Two key questions were recently raised by Howard Fischer, former senior trial counsel with the U.S. Securities and Exchange Commission (SEC). Was the fact that Archegos was a family office a factor in the collapse? And, should the SEC regulate family offices based on the grounds that they impose a systematic risk?
Archegos’ status as a family office appears irrelevant when considering whether the investing activities of its founder, hedge fund trader Bill Hwang, should be more closely scrutinized and regulated. Family offices are, at the end of the day, simply extensions of individuals. In this case, the office played a conduit managerial function for a private individual over his own money.
To focus on family offices as a distinct form of investing enterprise aside from the private individuals who use them is, using Mr. Fischer's words, "to miss the forest for the trees." Mr. Hwang could just as easily have made the large bets in his own name, rather than through his wholly-owned family office management company. In this case, shouldn’t the outcry be against the individual, instead of the entity through which he conducted his activities?
If so, the focus should shift to the systematic risk these large, individual or family investors impose on others in the securities markets and banking system. The question, then, should be how much risk private individuals should be allowed to take with their own money. Or, which mechanisms can monitor these exposures, as they pertain to public companies.
There are already a number of regulatory programs in place to monitor these bets, to help investors and financial services firms avoid or mitigate any systematic risks that a large investor might pose. These include SEC Schedule 13D, which must be filed once an investor acquires 5% or more of a public company, and SEC Section 16, requiring additional disclosures from officers, directors and 10% shareholders of public companies.
One must also consider the role of leverage and the risk management policies of the prime brokers with which Archegos traded. These large financial services firms – already heavily regulated, including with respect to swap reporting and exposures – extended an enormous amount of credit to Mr. Hwang. They did so while believing that they had: (1) adequate collateral, (2) appropriate risk management policies in place, and (3) sufficiently liquid positions to orderly sell shares, as needed, to meet margin calls. This, obviously, turned out not to be the case.
The benefits of family offices, as vehicles through which wealthy families manage personal and financial affairs, can’t be overstated. A select few families now control a disproportionate amount of wealth globally. This wealth, and how it’s managed and used, has significant societal implications. This is why proposed overregulation will have significant unintended consequences.
Family offices, given the professional wealth-managerial function they play, have an important responsibility and unique opportunity to assist families in channeling this wealth for good, whether through prudent investment management, helping children become responsible stewards of their wealth, investing in game-changing technology or engaging in meaningful philanthropy and impact investing.
It only follows that increased regulation would likely restrict the philanthropic efforts of many family offices and perhaps impair their ability to fund startups that promote meaningful innovation.
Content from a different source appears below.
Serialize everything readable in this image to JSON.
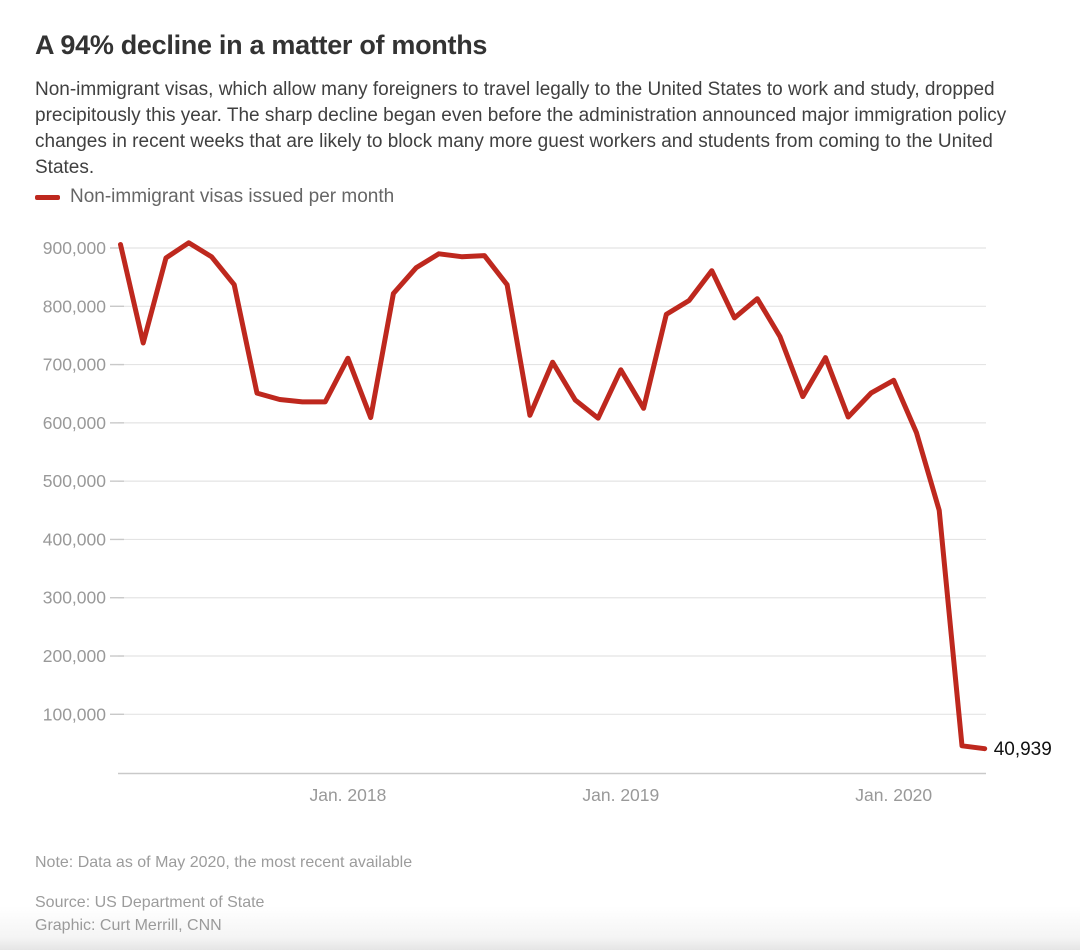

Because family offices are only a tool for individual investors, increased regulation would also be a temporary band-aid placed over the wrong wound because wealthy families can simply act in their own name or use different financial structures or tools to achieve their goals. Introducing this set of 11 new bills amounts to a game of “whack-a-mole.”
Trying to constrain family offices isn’t a fruitful exercise, but don’t just take my word for it. SEC Commissioner Hester Peirce and CFTC Commissioner Brian Quintenz recently penned a Bloomberg Opinion byline which stated:
Given the lack of systemic impact from the Archegos losses, the misalignment of family office structures with the rationale for investment firm regulation, and the swaps oversight regimes currently in place or being brought online by market regulators, absent additional information, the Archegos case does not justify new regulation for family offices.
Regulators are certain to focus on the actors in this tragedy, including Mr. Hwang and the prime brokers (who, according to public reporting, failed to accurately assess the total amount of leverage associated with these positions). The swap mechanisms used to obtain high levels of credit should also come under scrutiny. However, the culprits in this tragedy are the actors themselves, not the family office entity through which their actions were conducted.
If key financial stakeholders and decision makers can recognize this potential problem, Washington should work to do the same.
Bill Woodson is Executive Vice President, Head of Strategic Wealth Advisory and Family Office Services at Boston Private, an SVB Company.